L’année 1992 marque l’arrivée sur le marché de la moto d’une nouvelle Ducati qui 25 ans plus tard fait toujours parler d’elle, chavire encore et toujours les cœurs et provoque des frissons : La Monster. Née « il Mostro » de par son papa Miguel Galluzzi, elle deviendra Monster suite au rachat de Ducati par le « Texas Pacific group ». Depuis lors, elle restera Monster sur papier. Pas mal de fans et/ou propriétaires continuent à la nommer affectueusement « Mostro ».
L’objectif de la Monster était d’offrir des sensations de sportive sans en avoir les inconvénients en cas de chute (pas ou peu de plastic) et une position de conduite moins contraignante. Celle par qui tout a commencé offrait un moteur de 900ss, un cadre tubulaire déjà typique, un réservoir, une selle, un guidon large et Basta !

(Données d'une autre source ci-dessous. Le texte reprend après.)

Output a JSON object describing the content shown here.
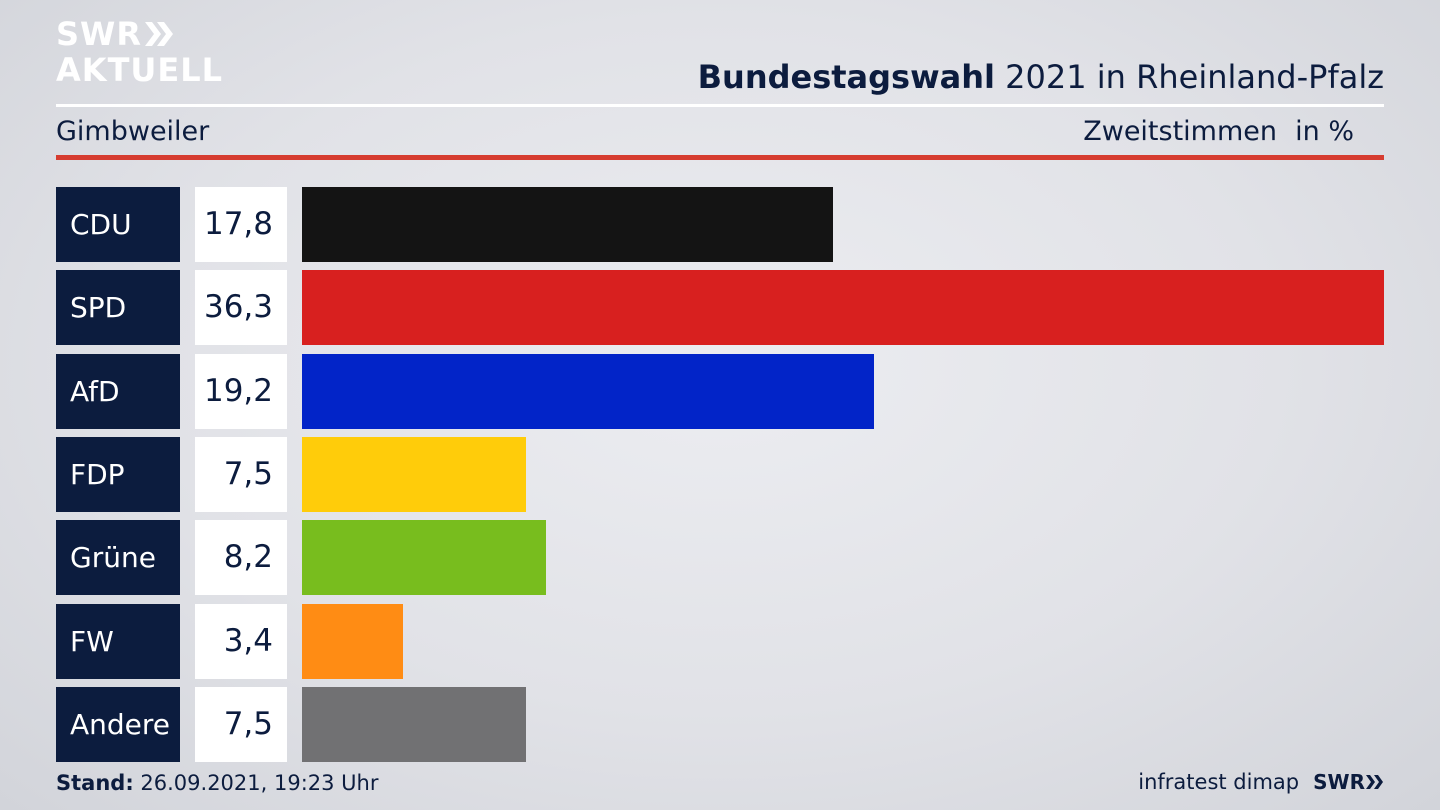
{
  "header": {
    "logo_line1": "SWR",
    "logo_line2": "AKTUELL",
    "title_bold": "Bundestagswahl",
    "title_rest": " 2021 in Rheinland-Pfalz",
    "location": "Gimbweiler",
    "vote_type": "Zweitstimmen",
    "unit": "in %"
  },
  "chart_data": {
    "type": "bar",
    "orientation": "horizontal",
    "categories": [
      "CDU",
      "SPD",
      "AfD",
      "FDP",
      "Grüne",
      "FW",
      "Andere"
    ],
    "values": [
      17.8,
      36.3,
      19.2,
      7.5,
      8.2,
      3.4,
      7.5
    ],
    "value_labels": [
      "17,8",
      "36,3",
      "19,2",
      "7,5",
      "8,2",
      "3,4",
      "7,5"
    ],
    "colors": [
      "#141414",
      "#d8201f",
      "#0224c8",
      "#ffcc0a",
      "#78bd1e",
      "#ff8c14",
      "#717173"
    ],
    "title": "Bundestagswahl 2021 in Rheinland-Pfalz",
    "xlabel": "",
    "ylabel": "",
    "xlim": [
      0,
      36.3
    ],
    "grid": false
  },
  "footer": {
    "stand_label": "Stand:",
    "stand_value": " 26.09.2021, 19:23 Uhr",
    "source": "infratest dimap",
    "brand": "SWR"
  }
}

Niveau sensations de conduite, elle a fait fort, marqué toute une génération au fer rouge et s’est vue ensuite déclinée à toutes les sauces avec plus ou moins de succès d’ailleurs. Dans la famille des méchantes Monster, on a pu compter sur les déclinaisons S4, S4R et S4RS dotées des moteurs 4 soupapes de sportives de la gamme, autant dire des Monster avec des gros cœurs et destinées à des amateurs avertis tant sur le plan financier qu’au niveau du pilotage.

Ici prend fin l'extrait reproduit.